I”ve posted on Facebook lots so follow me there…. but if you have any inkling to give money to the relief effort in Haiti I am begging..begging..begging you to give to where Frankie is. They have people there in the midst of things and they need MONEY right now more than anything. And if you want to give to other organizations as well please do that too…. You can find the link to give here.
I found this picture tonight on Facebook. It’s the kids sleeping outside. One of these children is Frankie. I wish I could figure out which one he is. But they all look like they are sleeping peacefully and for that I am grateful. They are in a safe secure area and for that I’m so thankful. I just keep praying and praying for the people in Haiti. My kids beg me to get off the computer but I can’t. I’m in a hole and I’ll admit it. I wonder when I’ll feel life back in me. It just seems odd to go about my day as normal. Nothing feels normal. I’ll never be able to get back to all of your amazing messages. THANK YOU.
I’ll close with what John who runs Heartline posted as of latest….
HEARTLINE UPDATE
We will tonight have about 15 people sleeping at our house as some simply have lost their homes and for others it is not safe to return because of structural damage.
We are starting to see people on the streets with their mouth and nose covered with a cloth or a mask as the stench of death is beginning to hang in the air. In our particular area it is not as bad as some places where bodies are stacked on the side of the road and still buried in rubble. Today as I was on the road, I was passed by a police pickup truck that was stacked with dead bodies.
I will not post any pictures of this and I assure you that a photo can not communicate the pain and despair that so many are feeling as we are now entering the days of discovery. These are the days when people discover that their homes have been destroyed or some of their missing friends, neighbors, and family have been killed. And some discover the joy of having found loved ones.
Some of the comments I have had spoken to me today by people that we are involved with are:
- I have had many friends die.
- Most of the houses in my area have been destroyed.
- My house has been destroyed
- I have no place to live and sleep; I am on the street.
- I can’t find my…
- I can’t believe the widespread destruction.
- My area has the bad smell of death.
- I have lost everything
One of our security guards can’t even talk as he has lost his voice due to the shock of losing so many in his neighborhood.
HEARTLINE
My priority is the care of the children and the well being our other missionary families and of our workers.
The children are well and being cared for at the Buxman’s home, where they are basically living outside as the children’s homes are not yet secure. We are working to secure them but it is slow going as we can’t even remove the rubble as there are no trucks on the road to cart away the debris and we also are not able to get supplies such as sand, rock, cement, steel as there are no trucks to transport the materials here and we do not have the cash to pay for the supplies. We have money in the bank, but we have no access to it as the banks are closed.
We as well have a responsibility to our incredible workers who still are coming to care for our children, in spite of some having lost their homes, family members, friends and neighbors.
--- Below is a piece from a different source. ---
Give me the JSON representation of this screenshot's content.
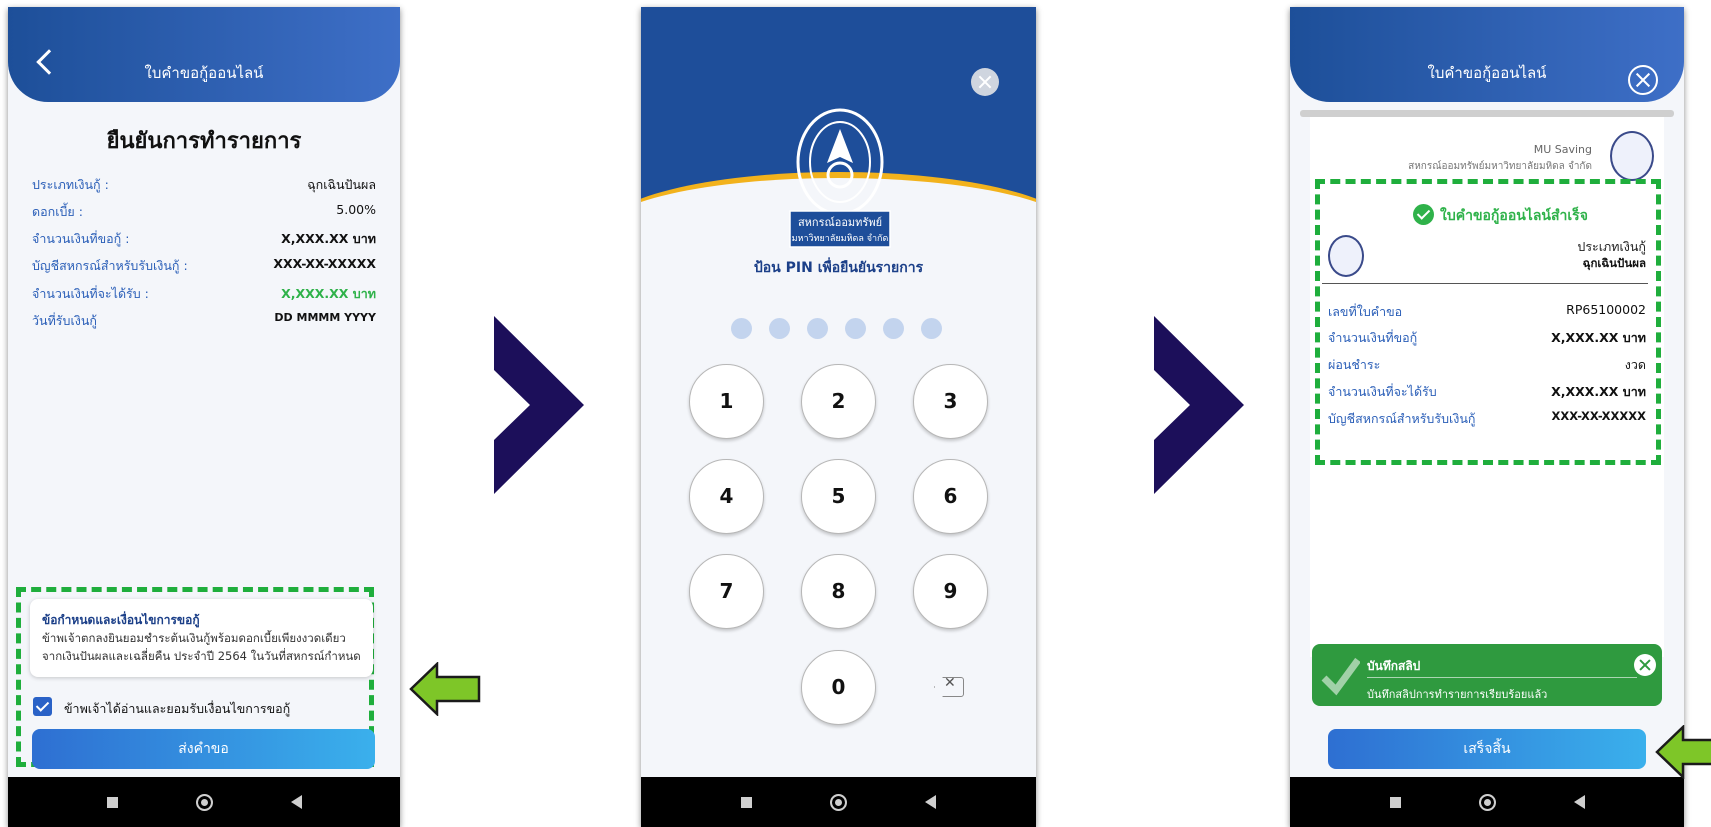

Yet they come because they love the children.
We also have a responsibility to the women in our women’s program, who as it is live desperate lives. They are starting to trickle into the women’s center with stories of having lost much or all that they had.
We expect to spend tens of thousands of dollars to have those who are directly involved with Heartline to rebuild their tiny one to two room homes or to help them secure new homes.
So many want to come and help but at this point it is not possible for you to get here and the best thing that you could do is to donate to help Heartline help others. It will be days perhaps until we have access to money You may press here or here to donate. Your generosity will help to help those who are so desperate. These are people that we personally know and are involved with regularly. Please imagine and multiply it over and over again, a woman with 5 children, no husband, and now no place to live. YOUR HELP MATTERS.
If you have written to me and I have not responded, please forgive me as I have been extremely busy.
I have received numerous requests from news organization to comment on the situation but have decided not to do so as many are already talking about what is happening here.
Thank you for your love, care, concern, and prayers.
We are doing our best to stay encouraged and to honor God by working hard to make a difference.
Endeavoring to be the hands of Christ in Haiti,
John McHoul
Me too, me too. praying, crying, praying some more. My. Heart. Is. Broken. I want my children home with me, because I harbor an illusion that I can keep them safe. That’s God’s job, and he’s doing great at it.